[c-nsp] CCIE SP Lab brasil

Pete Templin petelists at templin.org
Tue Mar 15 08:59:38 EST 2005


Matt Hill wrote:
> Sao Paolo is remote?
> 
> Are any other labs remote?  For what you pay to do the exam, you think
> Cisco can afford to put a few low-end routers in the test lab to avoid
> any reachability issues that may occur half way through the exam.

With practice labs going for $12k and up, the real thing most likely 
costs more than that.  Considering they get to use one set of backbone 
routers for the entire room, there's a cost savings (even if they are 
older units) by aggregating the gear.

> I would be most displeased if I were sitting a lab then at 3pm when I
> was checking my configs the link drops and I am forced to repeat the
> whole lab another time (even if it is offered for free).

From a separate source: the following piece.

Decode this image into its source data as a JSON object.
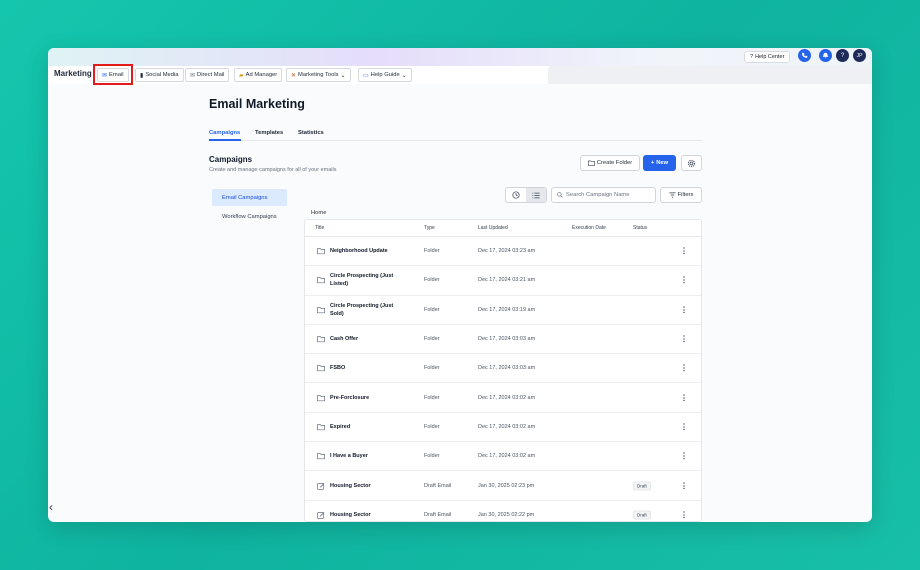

I would doubt that a "primary branch" Cisco office would have 
single-homed connectivity, though it all likely goes through one telco. 
  I would think they'd simply extend the "gotta stop" time to account 
for any delays.

> How does the remote setup work?  My guess is via something high speed
> (>1MB) to avoid latency where possible and more than likely IPSec'ed so
> that "resourceful" people don't intercept the streams to get an idea
> what configs are being typed in on each router and hence deriving
> answers/questions from there.

Can't say for sure (I'm not versed in sites outside the US), but I would 
think that ~10 9600 baud console connections wouldn't need high 
bandwidth.  And with as much as they've been tightening down on the CCIE 
program, you can bet that it's very high security into there.